Reading Biographies

Reading biographies can be an unsettling feeling. Since school, I have read several biographies – first being Gandhi’s My Experiments With Truth. It has become one of my favourite genre of reading for its deliverance and reflexivity that it comes along with. However, it has taken several years to understand the nature of discomfort, or that unsettling feeling which dawn upon after having read the book. Last evening, as I completed Ruskin Bond’s autobiography Lone Fox Dancing, the discomfort revealed itself. I realized that it is about the sense of time – a fear rather. A life of several decades gets compressed into a few hundred pages which can be read in a matter of hours. This has made me feel uneasy, as though time itself is a blink and biographies demonstrate it to the reader, right there, in his room! Ruskin Bond’s eighty-three years of life glimpsed through in a few hours alters the sense of ‘life’. The pages turns into a ticker tape and one can examine through decades worth of experiences in a fast-forward manner. It drives home the idea of brevity of life, which is where I feel my discomfort lies – that if one isn’t conscious of passing time, it ends all too soon. And consequently, my life until now feels like a blip! Missed in that blink, when I did.

Three years back when I read biographies it was about the events and particulars. I remember writing this after reading Salim Ali’s. It was a fascination for experiences of a  person I admired. I sense a slightly different concern and insight developing in my reading of biographies in later years. Oliver Sacks’ autobiography On the Move was another fascinating life story I read this year. I am glad that he could write this before his death. And equally glad that Ruskin Bond could share his endearing and admirable life story before it got too late.

Recollecting the time he met Billy, which was shortly after his seventy-fifth birthday in 2008, Sacks writes –

It has sometimes seemed to me that I have lived at a certain distance from life. This changed when Billy and I fell in love. As a twenty-year-old, I had fallen in love with Richard Selig; as a twenty-seven-year-old, tantalizingly, with Mel; as a thirty-two-year-old, ambiguously, with Karl; and now (for God’s sake!) I was in my seventy-seventh year.

Over half a century of life distilled in one paragraph. This is a mild shock for someone who hasn’t yet found his own sense of time or view about it.

In his book, Bond too, folds up time – a good fifty years, into a few short sentences which are lovely to read, but tends to leave the reader with ‘Is that all what it is about?’ kind of feeling –

Fifty years in the hills has made a great change for all those comings and goings during my boyhood and youth. It’s good to be in one place for a certain length of time, in order to savour the passing seasons, the changes in the foliage of the hillside, the comings and goings of people, and above all, to watch children grow up.
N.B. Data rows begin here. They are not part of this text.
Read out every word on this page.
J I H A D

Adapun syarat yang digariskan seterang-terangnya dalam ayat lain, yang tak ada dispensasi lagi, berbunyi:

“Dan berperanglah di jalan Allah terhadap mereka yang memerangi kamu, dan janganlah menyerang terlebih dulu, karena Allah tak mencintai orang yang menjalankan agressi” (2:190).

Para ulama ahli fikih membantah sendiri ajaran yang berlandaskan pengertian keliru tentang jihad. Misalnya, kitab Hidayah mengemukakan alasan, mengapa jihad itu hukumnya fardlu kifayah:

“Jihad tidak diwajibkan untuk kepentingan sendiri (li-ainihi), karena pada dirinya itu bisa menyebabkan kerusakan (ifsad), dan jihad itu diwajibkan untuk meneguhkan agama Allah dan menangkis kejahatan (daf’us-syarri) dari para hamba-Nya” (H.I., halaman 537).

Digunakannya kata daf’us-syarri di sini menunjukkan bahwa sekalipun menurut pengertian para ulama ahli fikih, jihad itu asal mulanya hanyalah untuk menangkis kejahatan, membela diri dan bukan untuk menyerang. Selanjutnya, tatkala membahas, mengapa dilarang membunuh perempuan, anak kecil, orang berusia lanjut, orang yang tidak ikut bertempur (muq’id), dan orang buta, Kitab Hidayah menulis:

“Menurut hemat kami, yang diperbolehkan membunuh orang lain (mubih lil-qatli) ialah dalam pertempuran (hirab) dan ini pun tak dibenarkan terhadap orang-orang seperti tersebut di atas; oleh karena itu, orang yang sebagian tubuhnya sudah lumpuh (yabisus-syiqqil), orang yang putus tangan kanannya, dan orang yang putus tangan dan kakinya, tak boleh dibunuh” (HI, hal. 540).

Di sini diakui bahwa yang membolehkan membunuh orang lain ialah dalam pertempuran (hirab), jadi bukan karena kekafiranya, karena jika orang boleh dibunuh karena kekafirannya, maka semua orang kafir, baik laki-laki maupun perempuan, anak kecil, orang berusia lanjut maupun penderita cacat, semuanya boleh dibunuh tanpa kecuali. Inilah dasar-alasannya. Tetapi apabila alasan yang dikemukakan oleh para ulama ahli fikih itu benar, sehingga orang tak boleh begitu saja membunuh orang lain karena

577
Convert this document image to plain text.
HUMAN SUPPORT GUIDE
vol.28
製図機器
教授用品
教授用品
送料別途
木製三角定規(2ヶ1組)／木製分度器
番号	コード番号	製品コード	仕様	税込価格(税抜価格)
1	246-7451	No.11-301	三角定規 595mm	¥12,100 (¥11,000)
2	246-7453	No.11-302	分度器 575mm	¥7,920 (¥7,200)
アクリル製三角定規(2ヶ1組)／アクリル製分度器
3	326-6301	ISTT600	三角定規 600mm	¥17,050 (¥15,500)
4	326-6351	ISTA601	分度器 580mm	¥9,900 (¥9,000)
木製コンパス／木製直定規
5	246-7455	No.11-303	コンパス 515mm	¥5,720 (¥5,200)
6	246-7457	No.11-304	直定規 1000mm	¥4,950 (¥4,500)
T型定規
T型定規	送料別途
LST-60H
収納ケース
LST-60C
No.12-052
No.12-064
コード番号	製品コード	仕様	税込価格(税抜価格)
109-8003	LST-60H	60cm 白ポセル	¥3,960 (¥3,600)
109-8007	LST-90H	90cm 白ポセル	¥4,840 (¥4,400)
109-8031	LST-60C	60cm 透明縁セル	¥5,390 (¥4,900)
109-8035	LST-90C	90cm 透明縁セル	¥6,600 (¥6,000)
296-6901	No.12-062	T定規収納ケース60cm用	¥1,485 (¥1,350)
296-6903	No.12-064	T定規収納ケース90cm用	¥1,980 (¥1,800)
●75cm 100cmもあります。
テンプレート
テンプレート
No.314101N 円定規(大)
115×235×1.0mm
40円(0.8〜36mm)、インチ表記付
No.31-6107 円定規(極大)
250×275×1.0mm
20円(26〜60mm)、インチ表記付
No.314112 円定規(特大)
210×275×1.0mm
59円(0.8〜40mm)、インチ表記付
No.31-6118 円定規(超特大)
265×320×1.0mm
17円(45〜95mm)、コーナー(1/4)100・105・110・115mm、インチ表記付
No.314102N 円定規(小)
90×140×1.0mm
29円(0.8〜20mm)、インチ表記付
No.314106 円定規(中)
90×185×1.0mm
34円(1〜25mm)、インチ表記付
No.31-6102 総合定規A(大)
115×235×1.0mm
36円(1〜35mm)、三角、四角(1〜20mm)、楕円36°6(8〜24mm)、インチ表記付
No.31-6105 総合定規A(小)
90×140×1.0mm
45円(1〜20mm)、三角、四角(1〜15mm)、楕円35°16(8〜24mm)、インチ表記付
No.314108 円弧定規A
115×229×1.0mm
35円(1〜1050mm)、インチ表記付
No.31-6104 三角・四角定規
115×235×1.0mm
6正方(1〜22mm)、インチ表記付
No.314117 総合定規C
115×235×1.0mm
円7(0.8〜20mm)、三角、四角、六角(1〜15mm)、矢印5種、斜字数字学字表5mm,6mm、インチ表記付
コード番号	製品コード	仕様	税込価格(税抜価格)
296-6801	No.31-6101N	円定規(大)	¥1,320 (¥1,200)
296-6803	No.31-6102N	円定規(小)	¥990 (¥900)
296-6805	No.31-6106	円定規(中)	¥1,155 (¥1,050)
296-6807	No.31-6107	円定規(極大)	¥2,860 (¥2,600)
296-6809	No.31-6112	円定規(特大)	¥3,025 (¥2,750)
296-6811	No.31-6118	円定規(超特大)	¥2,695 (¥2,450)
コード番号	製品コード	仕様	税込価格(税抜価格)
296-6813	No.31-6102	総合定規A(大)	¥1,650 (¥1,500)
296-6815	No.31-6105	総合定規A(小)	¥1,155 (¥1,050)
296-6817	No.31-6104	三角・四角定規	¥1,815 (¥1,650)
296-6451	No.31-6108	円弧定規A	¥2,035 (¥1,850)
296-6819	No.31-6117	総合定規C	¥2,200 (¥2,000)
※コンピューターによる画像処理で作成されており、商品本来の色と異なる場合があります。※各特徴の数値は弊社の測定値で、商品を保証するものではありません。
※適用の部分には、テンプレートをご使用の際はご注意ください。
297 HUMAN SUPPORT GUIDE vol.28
And here are the most pensive lines from Bond –

As for my writing life, it is a running stream, for there is no limit to the field of my remembrance. Even as this book comes to an end, I am conscious of not having written about important people, important events; but it is a personal history, and it is the ‘unimportant’ people who have made my life worthwhile, as an individual and as a writer.

And both as individual and writer, I have known my limitations, and I think I have done my best with the talents I possess. Sometimes it is good to fail; to lose what you most desire; to come second. And the future is too unpredictable for anxiety.

This is the evening of a long and fairly fulfilling life.

Except this feeling about time, I find biographies to be an important medium of sharing and understanding lives, experiences, possibilities and alternatives that exist in the phenomenal diversity of people around us. Only that I shouldn’t be keeping down every biography feeling that life, after all, is so short.